Il y a un an (27-29 février 2012), les experts avaient planché sur la « refondation » de la Communauté des Etats sahélo-sahariens (Cen-Sad). C’était à Ouagadougou. Un mois avant, à Addis Abeba, en marge du 18ème sommet de l’Union africaine, une réunion des ministres des Affaires étrangères de l’organisation avait été convoquée à l’invitation de celui du Tchad, pays qui présidait la Cen-Sad.

Créée le 4 février 1998, à Tripoli, cette communauté imaginée et financée par Kadhafi, voulait être le « show-room » du « guide de la révolution » avant de devenir le tiroir-caisse permettant au « roi des rois traditionnels d’Afrique » de financer sa clientèle politique sur le continent.

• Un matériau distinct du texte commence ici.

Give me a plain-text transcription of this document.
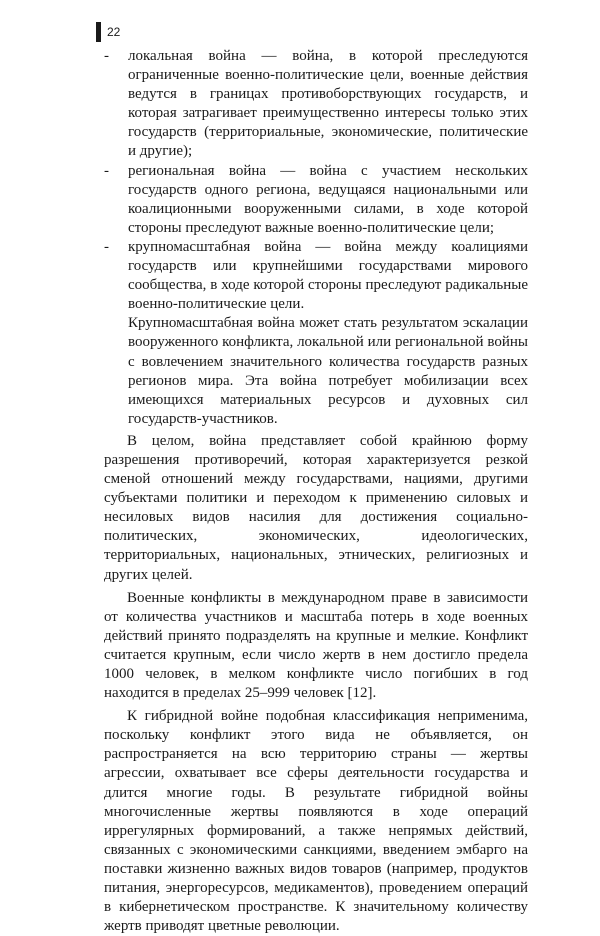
22
-	локальная война — война, в которой преследуются ограниченные военно-политические цели, военные действия ведутся в границах противоборствующих государств, и которая затрагивает преимущественно интересы только этих государств (территориальные, экономические, политические и другие);
-	региональная война — война с участием нескольких государств одного региона, ведущаяся национальными или коалиционными вооруженными силами, в ходе которой стороны преследуют важные военно-политические цели;
-	крупномасштабная война — война между коалициями государств или крупнейшими государствами мирового сообщества, в ходе которой стороны преследуют радикальные военно-политические цели.
Крупномасштабная война может стать результатом эскалации вооруженного конфликта, локальной или региональной войны с вовлечением значительного количества государств разных регионов мира. Эта война потребует мобилизации всех имеющихся материальных ресурсов и духовных сил государств-участников.

В целом, война представляет собой крайнюю форму разрешения противоречий, которая характеризуется резкой сменой отношений между государствами, нациями, другими субъектами политики и переходом к применению силовых и несиловых видов насилия для достижения социально-политических, экономических, идеологических, территориальных, национальных, этнических, религиозных и других целей.

Военные конфликты в международном праве в зависимости от количества участников и масштаба потерь в ходе военных действий принято подразделять на крупные и мелкие. Конфликт считается крупным, если число жертв в нем достигло предела 1000 человек, в мелком конфликте число погибших в год находится в пределах 25–999 человек [12].

К гибридной войне подобная классификация неприменима, поскольку конфликт этого вида не объявляется, он распространяется на всю территорию страны — жертвы агрессии, охватывает все сферы деятельности государства и длится многие годы. В результате гибридной войны многочисленные жертвы появляются в ходе операций иррегулярных формирований, а также непрямых действий, связанных с экономическими санкциями, введением эмбарго на поставки жизненно важных видов товаров (например, продуктов питания, энергоресурсов, медикаментов), проведением операций в кибернетическом пространстве. К значительному количеству жертв приводят цветные революции.
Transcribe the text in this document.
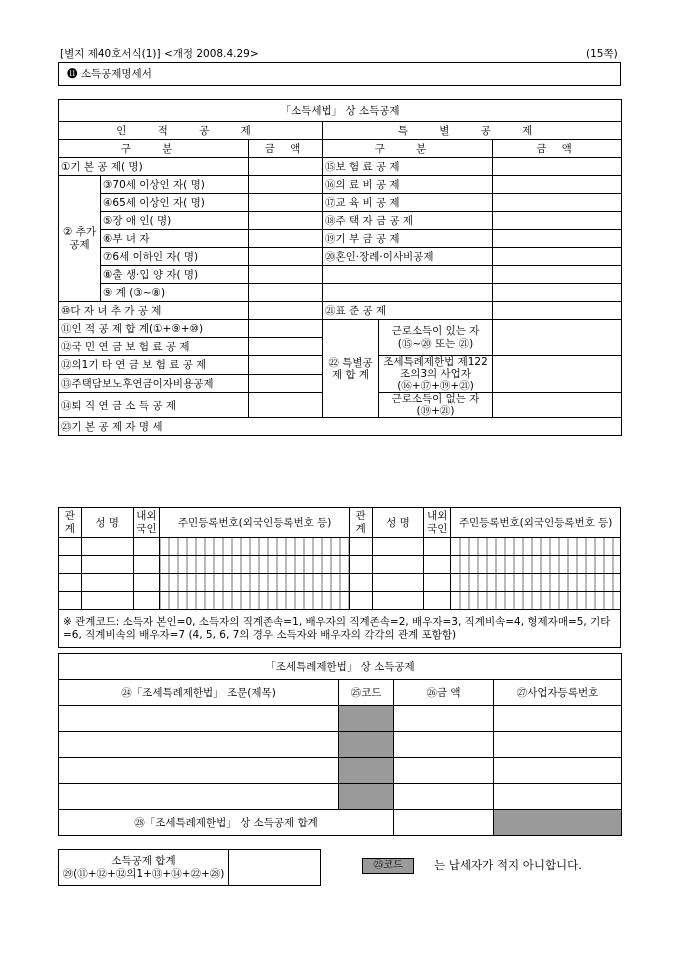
[별지 제40호서식(1)] <개정 2008.4.29>	(15쪽)
⓫ 소득공제명세서
「소득세법」 상 소득공제					
인 적 공 제			특 별 공 제		
구 분		금 액	구 분		금 액
①기 본 공 제( 명)			⑮보 험 료 공 제		
② 추가 공제	③70세 이상인 자( 명)		⑯의 료 비 공 제		
	④65세 이상인 자( 명)		⑰교 육 비 공 제		
	⑤장 애 인( 명)		⑱주 택 자 금 공 제		
	⑥부 녀 자		⑲기 부 금 공 제		
	⑦6세 이하인 자( 명)		⑳혼인·장례·이사비공제		
	⑧출 생·입 양 자( 명)				
	⑨ 계 (③~⑧)				
⑩다 자 녀 추 가 공 제			㉑표 준 공 제		
⑪인 적 공 제 합 계(①+⑨+⑩)			㉒ 특별공제 합 계	근로소득이 있는 자 (⑮~⑳ 또는 ㉑)	
⑫국 민 연 금 보 험 료 공 제					
⑫의1기 타 연 금 보 험 료 공 제				조세특례제한법 제122조의3의 사업자 (⑯+⑰+⑲+㉑)	
⑬주택담보노후연금이자비용공제					
⑭퇴 직 연 금 소 득 공 제				근로소득이 없는 자 (⑲+㉑)	
㉓기 본 공 제 자 명 세					
관계	성 명	내외 국인	주민등록번호(외국인등록번호 등)	관계	성 명	내외 국인	주민등록번호(외국인등록번호 등)

※ 관계코드: 소득자 본인=0, 소득자의 직계존속=1, 배우자의 직계존속=2, 배우자=3, 직계비속=4, 형제자매=5, 기타=6, 직계비속의 배우자=7 (4, 5, 6, 7의 경우 소득자와 배우자의 각각의 관계 포함함)							
「조세특례제한법」 상 소득공제			
㉔「조세특례제한법」 조문(제목)	㉕코드	㉖금 액	㉗사업자등록번호

㉘「조세특례제한법」 상 소득공제 합계			
소득공제 합계
㉙(⑪+⑫+⑫의1+⑬+⑭+㉒+㉘)

㉕코드	는 납세자가 적지 아니합니다.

Ce qui ne l’a pas empêché de « se prendre les pieds dans le tapis » le jeudi 20 octobre 2010. Cela ne chagrina pas trop les chefs d’Etat africains mais faisait un trou dans leur budget de fonctionnement.

La Cen-Sad, sans « fric » à redistribuer, n’avait plus grand sens. Elle était d’ailleurs en panne alors que les problèmes dans le « corridor sahélo-saharien » (sa raison d’être initiale) s’aggravaient : rébellion des Touareg, AQMI, prolifération des armes légères, trafics en tous genres, criminalité organisée, insécurité alimentaire et même famine… La réunion d’Addis Abeba s’était tenue avant qu’au Mali le MNLA ne déclare la « guerre » à Bamako. Celle de Ouaga prendra en compte cette évolution de la situation sans penser qu’un mois plus tard Amadou Toumani Touré allait, à son tour, « se prendre les pieds dans le tapis ».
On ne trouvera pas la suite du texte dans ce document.